My dearest buddy Akmam Abdullah is a real Malay. While struggling with a divorce case and having trouble making ends meet, she opened her door to me and my children when we needed a roof over our heads. Akmam taught me that real Malays are generous.
My acquaintance Wahida Kamarulzaman is a real Malay. She is sponsoring herself through her Masters by working at kindergartens and tuition centres. At times she stumbles and finds it difficult to manage, but she has never asked anyone for assistance. Wahida taught me that real Malays have pride.
My theatre guru Dato Faridah Merican is a real Malay. She has dedicated her life to the arts and enriches the lives of many of all races who wish to pursue their passion in the industry. She is a mother to all performing arts enthusiasts.
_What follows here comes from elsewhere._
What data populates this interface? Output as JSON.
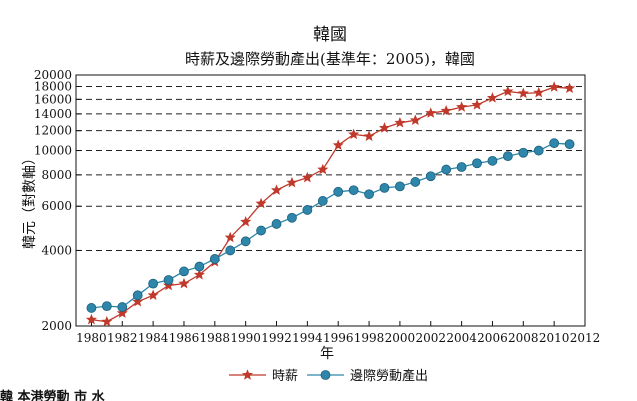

Dato Faridah taught me that real Malays are givers, not receivers.Mia, Hazril, Makcik Salmah, Akmam, Wahida, Dato Faridah and a long list of others are the real Malays for me.
These are the Malays I have in my life. Through them, I have learnt a lot about dignity, sensibility, dedication, generosity and pride. They are good human beings who have no second thoughts about making a stand against what they perceive to be wrong.
If you ask me, those people who are inciting hatred against the other races are not the real Malays. They are puppets. As puppets, they have neither backbones nor brains. They merely move in response to the tugs on the strings made by their puppeteers.
So I ask of you my dear ordinary Malaysians not to get yourselves entangled in this devious plan to tear us apart. They might call it a rally to uphold the dignity of the Malays but the truth is, none of the real Malays I know are going to be there.
My real Malay friends are intelligent enough to say no to a corrupt regime. They know better than to join a rally to pledge loyalty to leaders with dirt on their hands.The real Malays are not the ones clad in red. The real Malays are those who smile at us on the street. They are the ones who invite us over to their Raya open houses. They are the ones who send over their homemade karipaps. They are the ones who would hold the elevator door open at the sight of us. They are the ones who address us as pakcik, makcik, abang, kakak and adik even though we are strangers.The real Malays are those who will be enjoying a nice family day at home or hanging out with a bunch of friends in a warung, come September 16.